Needless to say, if not for the fact that I was already souring on nanny #2, I’d be apoplectic about the fact that for whatever reason, my famiry just can’t seem to lock down competent, reliable childcare.  I have a lot of mixed feelings about the current scenario, because I was already on the path of looking for a replacement and this saves wifey and I an uncomfortable conversation of having to let someone go, but it doesn’t change the disappointment of having yet another nanny who crumpled to the job, mostly on account of their lives just being another hot mess.

I know my kids won’t really remember much of this in the grand spectrum of things, but I would love for them to have some stability and consistency in their lives.  After nanny #1 peaced out on us, my eldest mentioned them by name a few times when they heard the garage door, thinking that they were coming to see them.  And she’s also cognizant of both nanny #2 and her own son that she brought in daily, but now both of them will be leaving our lives too.

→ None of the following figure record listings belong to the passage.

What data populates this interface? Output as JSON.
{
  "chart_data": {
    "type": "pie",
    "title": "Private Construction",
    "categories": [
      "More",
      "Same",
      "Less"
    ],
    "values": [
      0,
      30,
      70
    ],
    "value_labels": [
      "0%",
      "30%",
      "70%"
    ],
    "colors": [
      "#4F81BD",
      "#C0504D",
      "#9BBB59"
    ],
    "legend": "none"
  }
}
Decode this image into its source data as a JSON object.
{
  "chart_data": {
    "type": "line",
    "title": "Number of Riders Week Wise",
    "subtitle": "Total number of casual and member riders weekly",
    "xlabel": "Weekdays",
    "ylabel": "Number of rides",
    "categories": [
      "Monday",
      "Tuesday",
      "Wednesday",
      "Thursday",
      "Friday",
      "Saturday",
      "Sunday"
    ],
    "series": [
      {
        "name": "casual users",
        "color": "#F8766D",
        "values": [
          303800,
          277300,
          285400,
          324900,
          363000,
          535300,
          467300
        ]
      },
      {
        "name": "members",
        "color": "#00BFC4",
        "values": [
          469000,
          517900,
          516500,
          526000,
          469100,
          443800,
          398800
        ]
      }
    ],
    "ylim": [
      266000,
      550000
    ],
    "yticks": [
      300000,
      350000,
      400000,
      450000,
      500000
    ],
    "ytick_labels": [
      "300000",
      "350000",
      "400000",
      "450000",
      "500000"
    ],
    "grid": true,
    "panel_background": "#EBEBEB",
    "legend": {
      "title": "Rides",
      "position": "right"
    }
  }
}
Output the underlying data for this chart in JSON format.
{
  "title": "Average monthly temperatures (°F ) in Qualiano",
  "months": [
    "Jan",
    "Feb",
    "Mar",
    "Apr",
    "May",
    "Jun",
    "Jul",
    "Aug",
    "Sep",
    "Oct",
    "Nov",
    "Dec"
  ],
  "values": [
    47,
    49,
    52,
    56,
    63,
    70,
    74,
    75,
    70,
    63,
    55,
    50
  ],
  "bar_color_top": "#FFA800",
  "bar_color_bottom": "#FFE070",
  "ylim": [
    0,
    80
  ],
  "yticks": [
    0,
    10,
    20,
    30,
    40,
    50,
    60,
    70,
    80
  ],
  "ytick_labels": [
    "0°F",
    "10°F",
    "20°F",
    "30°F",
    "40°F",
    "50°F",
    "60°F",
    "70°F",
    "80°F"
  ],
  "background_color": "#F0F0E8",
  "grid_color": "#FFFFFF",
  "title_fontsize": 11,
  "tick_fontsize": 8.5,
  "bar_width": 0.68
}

My kids deserve better than what we’ve been giving them.  Unfortunately, it’s been very challenging on our part as parents to find a good nanny, because they all talk a good game to get the job, but we’re 0-fer-2 now at fielding someone that has actually remained up to the task at being able to handle it on a regular basis.

Frankly, and this is where I’m getting up on my old man soap box, I just think American childcare sucks.  All these nannies are mentally soft, have no work ethic, are susceptible to complacency and laziness.  They have little respect for my wife and I’s jobs and the jeopardy they put us in when they phone it in and call out with bullshit excuses like migraines and car troubles and forget that if we lose our jobs, they lose theirs.

The thing is, I think we pay fairly well; substantially better than some of the wages I’ve seen others in my community offer up.  And yet, it’s like in order to attract higher quality talent that might not be so flaky, I’d have to go up even more, and I’m already struggling to keep up with nanny wages as it is.

So it really does just boil down to the fact that childcare in America sucks.  Either people are lazy and untalented, or they’re priced too high for the middle class to be able to regularly afford.